Во-вторых, мне не нравилось, что все сделки, связанные с «Газпромом» и его дочерними обществами, например по приобретению газа, должны быть в обязательном порядке одобрены представителями «Реновы» вне зависимости от их материальности. В юридической документации, в соглашении акционеров было много других вещей, которые серьезно ограничивали менеджмент в принятии решений. Мы не против ограничений, не против контроля совета директоров, но все должно быть без перегибов. Совет директоров — это все-таки не исполнительный орган, у него другие задачи. Мы даже получили заключение от консультантов, что при таком соглашении акционеров у нас, несмотря на наличие эффективного контроля по количеству акций, будут проблемы с консолидацией компании в группу «Газпром». При подготовке отчетности по МСФО это могло быть истолковано так, что «Газпром» не является контролирующим акционером.

Также были и вопросы, связанные с оценками компаний, но принципиальный вопрос, по которому мы не договорились,— это темпы роста тарифов на тепло. В регионах, где работает КЭС, они достаточно низкие, особенно в сравнении с Москвой и Петербургом, очевидно, что они будут расти быстрее, нежели в столицах. Но насколько быстро они будут увеличиваться? И в этом вопросе мы разошлись, поскольку это серьезно влияло на оценку стоимости компаний. Ближайшие три-четыре года, я думаю, дадут ответ, кто в этом споре был прав.

Была и позиция ФАС. Она своего мнения о сделке не огласила, потому что мы отозвали ходатайство. Но возможность этой сделки достаточно активно обсуждалась публично, и ФАС была против. Мы считали и считаем, что ФАС не могла предъявить нам значительных претензий, но позиция ведомства заключалась в том, что это не ГЭХ покупает КЭС, а формируется некая новая компания.

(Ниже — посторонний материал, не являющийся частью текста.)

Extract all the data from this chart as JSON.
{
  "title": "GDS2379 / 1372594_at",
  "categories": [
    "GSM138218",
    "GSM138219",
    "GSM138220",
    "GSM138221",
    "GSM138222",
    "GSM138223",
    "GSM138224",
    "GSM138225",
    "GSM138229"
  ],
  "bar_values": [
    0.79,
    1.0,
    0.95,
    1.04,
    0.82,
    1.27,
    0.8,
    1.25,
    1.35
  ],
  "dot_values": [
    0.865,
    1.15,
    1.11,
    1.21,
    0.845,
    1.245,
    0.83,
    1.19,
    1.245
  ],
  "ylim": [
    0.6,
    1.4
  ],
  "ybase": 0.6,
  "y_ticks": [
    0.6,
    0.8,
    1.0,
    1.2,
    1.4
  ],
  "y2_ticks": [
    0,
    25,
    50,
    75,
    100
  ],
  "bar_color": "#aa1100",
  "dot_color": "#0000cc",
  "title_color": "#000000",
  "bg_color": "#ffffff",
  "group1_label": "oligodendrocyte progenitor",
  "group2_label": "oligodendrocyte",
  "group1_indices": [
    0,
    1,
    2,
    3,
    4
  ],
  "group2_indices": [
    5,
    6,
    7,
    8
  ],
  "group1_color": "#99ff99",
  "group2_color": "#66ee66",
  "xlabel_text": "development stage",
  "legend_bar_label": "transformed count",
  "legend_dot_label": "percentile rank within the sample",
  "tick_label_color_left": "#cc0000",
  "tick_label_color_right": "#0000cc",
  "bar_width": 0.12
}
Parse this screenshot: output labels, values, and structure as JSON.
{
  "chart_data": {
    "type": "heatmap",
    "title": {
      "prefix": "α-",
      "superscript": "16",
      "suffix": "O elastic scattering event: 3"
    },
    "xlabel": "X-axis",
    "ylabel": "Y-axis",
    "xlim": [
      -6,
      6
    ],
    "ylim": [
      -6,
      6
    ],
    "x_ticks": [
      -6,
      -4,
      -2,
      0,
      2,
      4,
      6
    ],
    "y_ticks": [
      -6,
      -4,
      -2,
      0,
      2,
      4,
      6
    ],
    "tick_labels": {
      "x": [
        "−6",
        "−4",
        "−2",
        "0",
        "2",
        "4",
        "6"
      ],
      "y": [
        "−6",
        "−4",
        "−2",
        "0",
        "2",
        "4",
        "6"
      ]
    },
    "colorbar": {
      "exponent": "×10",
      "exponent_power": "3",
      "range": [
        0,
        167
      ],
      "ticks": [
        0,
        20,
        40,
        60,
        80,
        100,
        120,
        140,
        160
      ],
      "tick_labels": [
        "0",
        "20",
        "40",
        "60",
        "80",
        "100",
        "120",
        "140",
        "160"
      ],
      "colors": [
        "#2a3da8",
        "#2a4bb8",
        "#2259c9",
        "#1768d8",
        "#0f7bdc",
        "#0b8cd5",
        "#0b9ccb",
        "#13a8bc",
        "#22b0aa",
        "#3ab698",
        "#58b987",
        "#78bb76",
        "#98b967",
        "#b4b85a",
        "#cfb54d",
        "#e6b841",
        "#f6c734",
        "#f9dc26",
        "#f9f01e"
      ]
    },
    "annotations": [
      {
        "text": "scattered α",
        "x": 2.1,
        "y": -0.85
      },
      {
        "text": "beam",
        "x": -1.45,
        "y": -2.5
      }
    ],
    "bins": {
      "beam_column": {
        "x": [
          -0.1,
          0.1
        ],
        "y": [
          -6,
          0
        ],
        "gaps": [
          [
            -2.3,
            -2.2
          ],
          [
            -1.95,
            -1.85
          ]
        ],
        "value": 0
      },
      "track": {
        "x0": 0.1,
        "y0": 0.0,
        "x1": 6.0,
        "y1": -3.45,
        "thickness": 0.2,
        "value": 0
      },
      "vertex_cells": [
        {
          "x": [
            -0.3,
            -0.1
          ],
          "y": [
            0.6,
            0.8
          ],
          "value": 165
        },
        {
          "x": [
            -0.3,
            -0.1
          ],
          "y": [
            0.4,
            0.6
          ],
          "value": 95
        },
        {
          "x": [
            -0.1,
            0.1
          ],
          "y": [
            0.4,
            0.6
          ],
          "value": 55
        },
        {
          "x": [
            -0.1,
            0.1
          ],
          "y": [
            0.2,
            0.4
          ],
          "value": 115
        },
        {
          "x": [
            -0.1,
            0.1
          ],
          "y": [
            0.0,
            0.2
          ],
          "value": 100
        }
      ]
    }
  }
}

И поэтому они хотели пересматривать даже те условия, на которых мы приобретали «Мосэнерго», ТГК-1, ОГК-2, что привело бы, конечно, к достаточно серьезным последствиям.

— Большой долг «КЭС-Холдинга» вас не пугал?

— Мы знали и понимали уровень долга КЭС. Но долг просто вычитается из оценки, не более того. КЭС держал долг на том уровне, о котором мы договаривались на начальном этапе переговоров, если увеличение происходило, то только в рамках согласованных лимитов, поэтому нельзя сказать, что какая-то из сторон не соблюдала свои обязательства.

— Когда шли переговоры, в определенный момент казалось, что за сделку выступали руководители «Газпрома» и «Реновы», тогда как на уровне самих энергохолдингов возникали сомнения в ее необходимости, так ли это?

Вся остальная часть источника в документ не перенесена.